Avoid booking anything described as 'central Broome' along Frederick Street near the airport strip. it sounds convenient but it's a dead zone between Chinatown and the beach with nothing walkable nearby. Some older budget motels in this corridor haven't had meaningful updates in over a decade and charge $90-120/night for rooms that should be $60. You're better off paying a bit more to be actually near Cable Beach or Roebuck Bay.
Are there good family hotels in Broome?
Cable Beach is the family zone. Oaks Broome Hotel on Cable Beach Road has the pool setup families want and is about 8 minutes walk from the beach. Bali Hai Resort on the same strip has larger suite configurations for families needing extra space. Budget $130-230/night for family-suitable rooms in that area. Book the July school holidays at least 2-3 months ahead. they sell out completely.
What is Broome's Chinatown area like for hotels?
Broome's Chinatown is actually the historic heart of town, centred around Carnarvon Street and Short Street. It's a 10-15 minute drive from Cable Beach but walking distance from Sun Pictures (the world's oldest open-air cinema) and the pearl lugger museum. Hotels here run $55-195/night. The vibe is more local and less resort-y. If you want to feel like you're actually in Broome rather than a beach hotel compound, this is your neighbourhood.
Can I visit Broome during the wet season?
You can, but go in knowing what you're signing up for. November through March brings humidity above 80%, temperatures of 28-38°C, and cyclone risk. Some attractions and tours shut down entirely. Hotel rates drop significantly. you can find mid-range rooms at Cable Beach for $80-120/night instead of $180-250. If your main goal is the beach, the wet season often delivers dramatic skies and empty stretches of sand between rain events.
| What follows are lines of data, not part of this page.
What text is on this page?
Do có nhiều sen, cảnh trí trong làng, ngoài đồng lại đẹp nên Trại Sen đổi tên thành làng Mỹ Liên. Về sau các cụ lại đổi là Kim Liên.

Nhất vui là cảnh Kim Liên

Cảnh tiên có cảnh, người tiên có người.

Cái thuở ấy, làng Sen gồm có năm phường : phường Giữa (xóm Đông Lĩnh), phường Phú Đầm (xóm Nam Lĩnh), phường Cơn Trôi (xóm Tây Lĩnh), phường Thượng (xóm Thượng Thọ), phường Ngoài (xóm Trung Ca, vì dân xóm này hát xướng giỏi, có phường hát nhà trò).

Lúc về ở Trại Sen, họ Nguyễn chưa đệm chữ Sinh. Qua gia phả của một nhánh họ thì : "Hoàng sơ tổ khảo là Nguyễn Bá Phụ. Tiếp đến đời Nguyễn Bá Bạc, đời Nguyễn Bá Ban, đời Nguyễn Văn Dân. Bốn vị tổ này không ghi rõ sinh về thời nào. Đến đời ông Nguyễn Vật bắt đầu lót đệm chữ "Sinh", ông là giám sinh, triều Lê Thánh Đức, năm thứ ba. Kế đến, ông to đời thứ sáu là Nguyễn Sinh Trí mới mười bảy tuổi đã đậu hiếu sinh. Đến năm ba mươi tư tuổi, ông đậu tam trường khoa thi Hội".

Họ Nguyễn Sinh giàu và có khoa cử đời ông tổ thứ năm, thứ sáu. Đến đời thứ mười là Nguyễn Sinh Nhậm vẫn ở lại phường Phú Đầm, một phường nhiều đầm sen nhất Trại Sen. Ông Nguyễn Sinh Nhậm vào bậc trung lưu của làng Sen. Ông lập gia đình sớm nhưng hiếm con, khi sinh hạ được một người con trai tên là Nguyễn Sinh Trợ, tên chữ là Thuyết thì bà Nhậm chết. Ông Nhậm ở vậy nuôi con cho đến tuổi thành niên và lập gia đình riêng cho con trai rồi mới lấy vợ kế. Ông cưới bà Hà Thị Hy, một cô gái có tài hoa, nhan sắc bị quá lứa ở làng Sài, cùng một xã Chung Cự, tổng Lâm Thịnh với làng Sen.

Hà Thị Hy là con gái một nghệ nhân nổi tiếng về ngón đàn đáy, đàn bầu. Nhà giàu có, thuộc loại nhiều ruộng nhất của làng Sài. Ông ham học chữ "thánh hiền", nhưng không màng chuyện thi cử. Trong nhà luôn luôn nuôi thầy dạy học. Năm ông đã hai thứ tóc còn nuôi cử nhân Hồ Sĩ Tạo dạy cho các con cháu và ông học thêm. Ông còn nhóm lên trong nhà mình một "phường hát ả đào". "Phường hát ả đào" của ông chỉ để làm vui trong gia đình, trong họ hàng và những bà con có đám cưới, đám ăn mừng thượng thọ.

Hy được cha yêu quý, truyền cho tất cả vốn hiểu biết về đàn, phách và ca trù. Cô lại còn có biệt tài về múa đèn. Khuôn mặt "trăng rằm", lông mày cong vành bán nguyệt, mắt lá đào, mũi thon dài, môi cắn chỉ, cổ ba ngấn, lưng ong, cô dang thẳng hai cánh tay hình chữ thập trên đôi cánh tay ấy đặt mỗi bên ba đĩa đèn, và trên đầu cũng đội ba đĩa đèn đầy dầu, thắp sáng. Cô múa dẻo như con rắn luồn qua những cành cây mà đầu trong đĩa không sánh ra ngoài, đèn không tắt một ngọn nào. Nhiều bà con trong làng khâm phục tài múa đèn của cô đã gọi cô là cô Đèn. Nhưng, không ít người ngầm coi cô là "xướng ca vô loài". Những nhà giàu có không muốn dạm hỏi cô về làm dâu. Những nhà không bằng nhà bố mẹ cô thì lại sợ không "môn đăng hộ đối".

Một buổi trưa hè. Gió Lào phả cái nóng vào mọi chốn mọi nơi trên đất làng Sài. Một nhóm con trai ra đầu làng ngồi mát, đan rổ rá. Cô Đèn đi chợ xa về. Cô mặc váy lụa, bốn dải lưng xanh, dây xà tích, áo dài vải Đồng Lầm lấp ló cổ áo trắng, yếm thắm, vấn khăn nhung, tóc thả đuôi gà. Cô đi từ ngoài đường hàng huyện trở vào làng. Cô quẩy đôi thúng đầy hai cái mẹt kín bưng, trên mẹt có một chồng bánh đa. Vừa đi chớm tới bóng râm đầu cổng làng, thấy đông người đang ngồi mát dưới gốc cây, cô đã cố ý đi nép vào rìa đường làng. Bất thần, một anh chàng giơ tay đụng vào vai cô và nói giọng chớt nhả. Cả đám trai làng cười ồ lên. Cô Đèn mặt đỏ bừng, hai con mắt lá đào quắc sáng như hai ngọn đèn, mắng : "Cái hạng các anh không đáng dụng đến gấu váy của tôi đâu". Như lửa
How far is Cable Beach from Broome town centre?
About 5 km, which takes 10-15 minutes by car or taxi. A taxi from Chinatown to Cable Beach runs roughly $15-20. The Broome Explorer Bus connects the two for around $15 per trip. Walking is technically possible along Kavite Street and Cable Beach Road but it's exposed, hot in summer, and takes 45-55 minutes. If your hotel isn't at Cable Beach, budget for transport costs every time you want to get there.